Lok Virsa creating mini-Cholistan in Islamabad | Pakistan Press Foundation (PPF)

Pakistan Press Foundation

Lok Virsa creating mini-Cholistan in Islamabad

By Jamal Shahid

ISLAMABAD: Connecting Islamabad with distant local cultures Lok Virsa was currently in the process of creating an enlightening diorama on Cholistan in the Heritage Museum.

Under Joint Institutional Cultural Cooperation Programme between Pakistan and Norway, this diorama will portray the desert of Cholistan with all its life, costumes, rituals and ceremonies of its people.

The work was in full swing and expected to complete within the next two months, said the Executive Director, Lok Virsa, Khalid Javaid, here on Wednesday.
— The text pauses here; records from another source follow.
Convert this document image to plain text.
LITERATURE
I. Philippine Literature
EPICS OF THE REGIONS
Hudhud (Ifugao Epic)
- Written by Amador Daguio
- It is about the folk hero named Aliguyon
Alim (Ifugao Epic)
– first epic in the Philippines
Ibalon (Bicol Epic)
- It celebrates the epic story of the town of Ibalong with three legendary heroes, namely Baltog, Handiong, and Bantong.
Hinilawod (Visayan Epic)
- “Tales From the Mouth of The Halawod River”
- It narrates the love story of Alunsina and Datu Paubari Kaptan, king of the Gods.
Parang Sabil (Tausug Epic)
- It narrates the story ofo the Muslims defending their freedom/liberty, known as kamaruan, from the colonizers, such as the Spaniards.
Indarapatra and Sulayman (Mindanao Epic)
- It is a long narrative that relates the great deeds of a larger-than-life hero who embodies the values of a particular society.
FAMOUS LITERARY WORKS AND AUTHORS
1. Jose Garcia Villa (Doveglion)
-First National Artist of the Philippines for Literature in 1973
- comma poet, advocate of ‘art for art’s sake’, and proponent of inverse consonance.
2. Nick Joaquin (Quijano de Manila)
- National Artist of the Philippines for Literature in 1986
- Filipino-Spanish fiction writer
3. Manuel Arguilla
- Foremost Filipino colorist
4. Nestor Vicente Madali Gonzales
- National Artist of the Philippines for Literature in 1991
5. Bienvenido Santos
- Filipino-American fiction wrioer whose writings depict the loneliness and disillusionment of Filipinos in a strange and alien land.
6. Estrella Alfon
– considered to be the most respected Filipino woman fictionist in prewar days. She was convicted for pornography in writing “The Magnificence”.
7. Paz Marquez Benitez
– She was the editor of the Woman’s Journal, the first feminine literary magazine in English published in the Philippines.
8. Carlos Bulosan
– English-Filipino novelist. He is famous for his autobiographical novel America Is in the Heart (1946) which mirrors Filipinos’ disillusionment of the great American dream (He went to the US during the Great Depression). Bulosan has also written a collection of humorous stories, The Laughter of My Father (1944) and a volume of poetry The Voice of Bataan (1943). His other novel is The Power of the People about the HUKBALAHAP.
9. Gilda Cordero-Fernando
Lok Virsa had established a unique museum of its kind, the Heritage Museum, the first state museum of ethnology in Pakistan depicting living cultural traditions and lifestyles of the people. The ethnicity, indigenous cultures, rituals connected to every corner of the country had been artistically presented in the museum through three-dimensional cultural dioramas and visual displays.
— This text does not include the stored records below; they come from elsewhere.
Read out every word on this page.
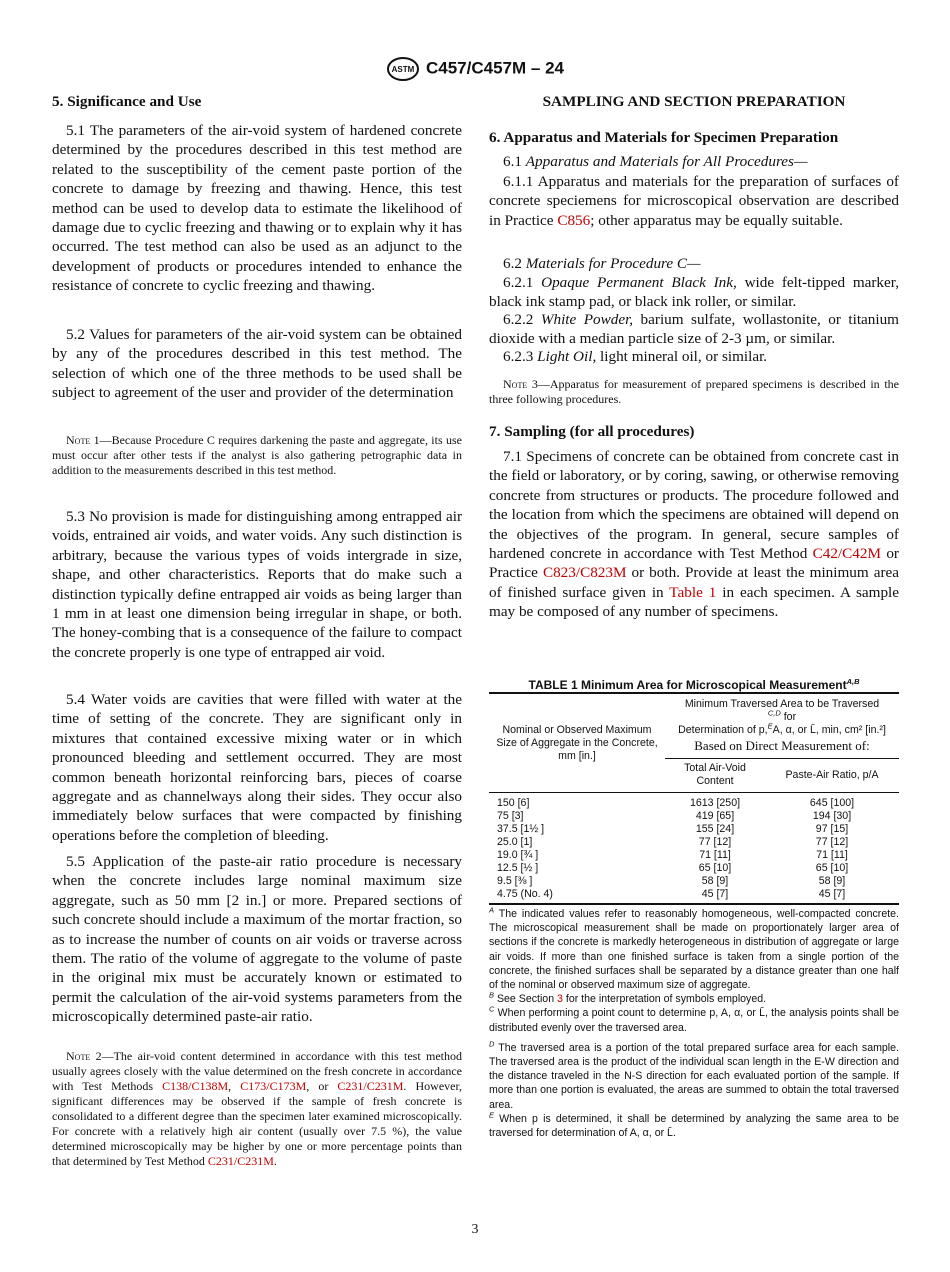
ASTM C457/C457M – 24
5. Significance and Use

5.1 The parameters of the air-void system of hardened concrete determined by the procedures described in this test method are related to the susceptibility of the cement paste portion of the concrete to damage by freezing and thawing. Hence, this test method can be used to develop data to estimate the likelihood of damage due to cyclic freezing and thawing or to explain why it has occurred. The test method can also be used as an adjunct to the development of products or procedures intended to enhance the resistance of concrete to cyclic freezing and thawing.

5.2 Values for parameters of the air-void system can be obtained by any of the procedures described in this test method. The selection of which one of the three methods to be used shall be subject to agreement of the user and provider of the determination

Note 1—Because Procedure C requires darkening the paste and aggregate, its use must occur after other tests if the analyst is also gathering petrographic data in addition to the measurements described in this test method.

5.3 No provision is made for distinguishing among entrapped air voids, entrained air voids, and water voids. Any such distinction is arbitrary, because the various types of voids intergrade in size, shape, and other characteristics. Reports that do make such a distinction typically define entrapped air voids as being larger than 1 mm in at least one dimension being irregular in shape, or both. The honey-combing that is a consequence of the failure to compact the concrete properly is one type of entrapped air void.

5.4 Water voids are cavities that were filled with water at the time of setting of the concrete. They are significant only in mixtures that contained excessive mixing water or in which pronounced bleeding and settlement occurred. They are most common beneath horizontal reinforcing bars, pieces of coarse aggregate and as channelways along their sides. They occur also immediately below surfaces that were compacted by finishing operations before the completion of bleeding.

5.5 Application of the paste-air ratio procedure is necessary when the concrete includes large nominal maximum size aggregate, such as 50 mm [2 in.] or more. Prepared sections of such concrete should include a maximum of the mortar fraction, so as to increase the number of counts on air voids or traverse across them. The ratio of the volume of aggregate to the volume of paste in the original mix must be accurately known or estimated to permit the calculation of the air-void systems parameters from the microscopically determined paste-air ratio.

Note 2—The air-void content determined in accordance with this test method usually agrees closely with the value determined on the fresh concrete in accordance with Test Methods C138/C138M, C173/C173M, or C231/C231M. However, significant differences may be observed if the sample of fresh concrete is consolidated to a different degree than the specimen later examined microscopically. For concrete with a relatively high air content (usually over 7.5 %), the value determined microscopically may be higher by one or more percentage points than that determined by Test Method C231/C231M.

SAMPLING AND SECTION PREPARATION
6. Apparatus and Materials for Specimen Preparation

6.1 Apparatus and Materials for All Procedures—

6.1.1 Apparatus and materials for the preparation of surfaces of concrete speciemens for microscopical observation are described in Practice C856; other apparatus may be equally suitable.

6.2 Materials for Procedure C—

6.2.1 Opaque Permanent Black Ink, wide felt-tipped marker, black ink stamp pad, or black ink roller, or similar.

6.2.2 White Powder, barium sulfate, wollastonite, or titanium dioxide with a median particle size of 2-3 µm, or similar.

6.2.3 Light Oil, light mineral oil, or similar.

Note 3—Apparatus for measurement of prepared specimens is described in the three following procedures.

7. Sampling (for all procedures)

7.1 Specimens of concrete can be obtained from concrete cast in the field or laboratory, or by coring, sawing, or otherwise removing concrete from structures or products. The procedure followed and the location from which the specimens are obtained will depend on the objectives of the program. In general, secure samples of hardened concrete in accordance with Test Method C42/C42M or Practice C823/C823M or both. Provide at least the minimum area of finished surface given in Table 1 in each specimen. A sample may be composed of any number of specimens.

TABLE 1 Minimum Area for Microscopical Measurement$^{A,B}$
Nominal or Observed Maximum Size of Aggregate in the Concrete, mm [in.]	Minimum Traversed Area to be Traversed
$^{C,D}$ for
Determination of p,$^E$A, α, or L̄, min, cm² [in.²]
Based on Direct Measurement of:	
	Total Air-Void Content	Paste-Air Ratio, p/A
150 [6]	1613 [250]	645 [100]
75 [3]	419 [65]	194 [30]
37.5 [1½ ]	155 [24]	97 [15]
25.0 [1]	77 [12]	77 [12]
19.0 [¾ ]	71 [11]	71 [11]
12.5 [½ ]	65 [10]	65 [10]
9.5 [⅜ ]	58 [9]	58 [9]
4.75 (No. 4)	45 [7]	45 [7]

$^A$ The indicated values refer to reasonably homogeneous, well-compacted concrete. The microscopical measurement shall be made on proportionately larger area of sections if the concrete is markedly heterogeneous in distribution of aggregate or large air voids. If more than one finished surface is taken from a single portion of the concrete, the finished surfaces shall be separated by a distance greater than one half of the nominal or observed maximum size of aggregate.

$^B$ See Section 3 for the interpretation of symbols employed.

$^C$ When performing a point count to determine p, A, α, or L̄, the analysis points shall be distributed evenly over the traversed area.

$^D$ The traversed area is a portion of the total prepared surface area for each sample. The traversed area is the product of the individual scan length in the E-W direction and the distance traveled in the N-S direction for each evaluated portion of the sample. If more than one portion is evaluated, the areas are summed to obtain the total traversed area.

$^E$ When p is determined, it shall be determined by analyzing the same area to be traversed for determination of A, α, or L̄.

3
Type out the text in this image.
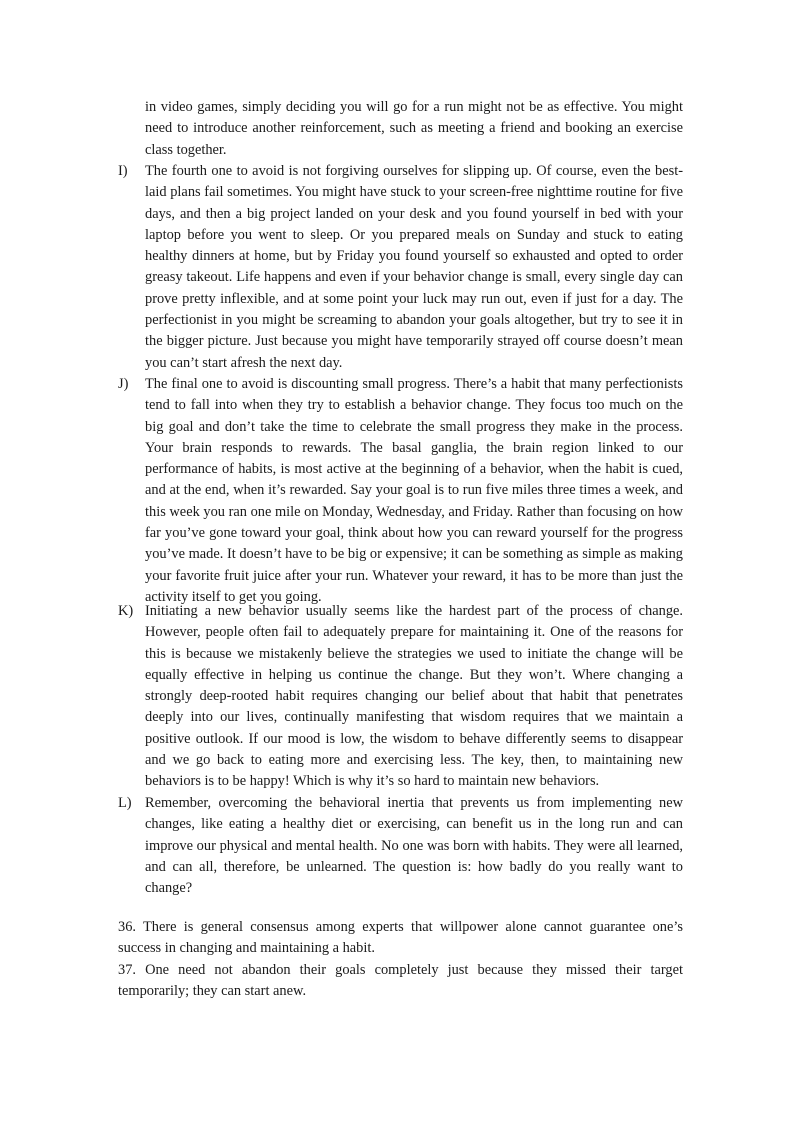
in video games, simply deciding you will go for a run might not be as effective. You might need to introduce another reinforcement, such as meeting a friend and booking an exercise class together.

I)	The fourth one to avoid is not forgiving ourselves for slipping up. Of course, even the best-laid plans fail sometimes. You might have stuck to your screen-free nighttime routine for five days, and then a big project landed on your desk and you found yourself in bed with your laptop before you went to sleep. Or you prepared meals on Sunday and stuck to eating healthy dinners at home, but by Friday you found yourself so exhausted and opted to order greasy takeout. Life happens and even if your behavior change is small, every single day can prove pretty inflexible, and at some point your luck may run out, even if just for a day. The perfectionist in you might be screaming to abandon your goals altogether, but try to see it in the bigger picture. Just because you might have temporarily strayed off course doesn’t mean you can’t start afresh the next day.
J)	The final one to avoid is discounting small progress. There’s a habit that many perfectionists tend to fall into when they try to establish a behavior change. They focus too much on the big goal and don’t take the time to celebrate the small progress they make in the process. Your brain responds to rewards. The basal ganglia, the brain region linked to our performance of habits, is most active at the beginning of a behavior, when the habit is cued, and at the end, when it’s rewarded. Say your goal is to run five miles three times a week, and this week you ran one mile on Monday, Wednesday, and Friday. Rather than focusing on how far you’ve gone toward your goal, think about how you can reward yourself for the progress you’ve made. It doesn’t have to be big or expensive; it can be something as simple as making your favorite fruit juice after your run. Whatever your reward, it has to be more than just the activity itself to get you going.
K) Initiating a new behavior usually seems like the hardest part of the process of change. However, people often fail to adequately prepare for maintaining it. One of the reasons for this is because we mistakenly believe the strategies we used to initiate the change will be equally effective in helping us continue the change. But they won’t. Where changing a strongly deep-rooted habit requires changing our belief about that habit that penetrates deeply into our lives, continually manifesting that wisdom requires that we maintain a positive outlook. If our mood is low, the wisdom to behave differently seems to disappear and we go back to eating more and exercising less. The key, then, to maintaining new behaviors is to be happy! Which is why it’s so hard to maintain new behaviors.
L) Remember, overcoming the behavioral inertia that prevents us from implementing new changes, like eating a healthy diet or exercising, can benefit us in the long run and can improve our physical and mental health. No one was born with habits. They were all learned, and can all, therefore, be unlearned. The question is: how badly do you really want to change?

36. There is general consensus among experts that willpower alone cannot guarantee one’s success in changing and maintaining a habit.

37. One need not abandon their goals completely just because they missed their target temporarily; they can start anew.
“Cholistan desert, also locally known as Rohi, sprawls thirty kilometers from Bahawalpur and covers an area of 16,000 kilometers. It adjoins the Thar Desert extending over to Sindh. The word Cholistan is derived from the Turkish word Chol, which means desert. Cholistan thus means Land of the Desert,” elaborated the executive director.

Located in central Indus plain area, well connected by the road and railway network to the rest of the country, the area offered a beauty of its own kind, he said.

The diorama would include impressions of the nomadic people of the desert, home to the Derawar Fort, roaming here and there in search of water in summer — the most delightful aspect of Cholistan, its bird life that abound in the desert, pigeons, peacocks, crows, mynas and larks, etc.

Depicting lives of snake charmers (Jogis) who traveled through the vastness of this lovely desert and women in Cholistan mostly working in houses, however sometimes in the fields too, the diorama would capture glimpses of different stitched products — bed-spread, sheets, pillow covers, etc.

“Usually the handicrafts created by these women are so beautiful that buyers feel guilty to use them for the actual purposes they are designed and instead make them into decorations — framed rugs and wall hangings,” he said as he explained the design concept of the museum.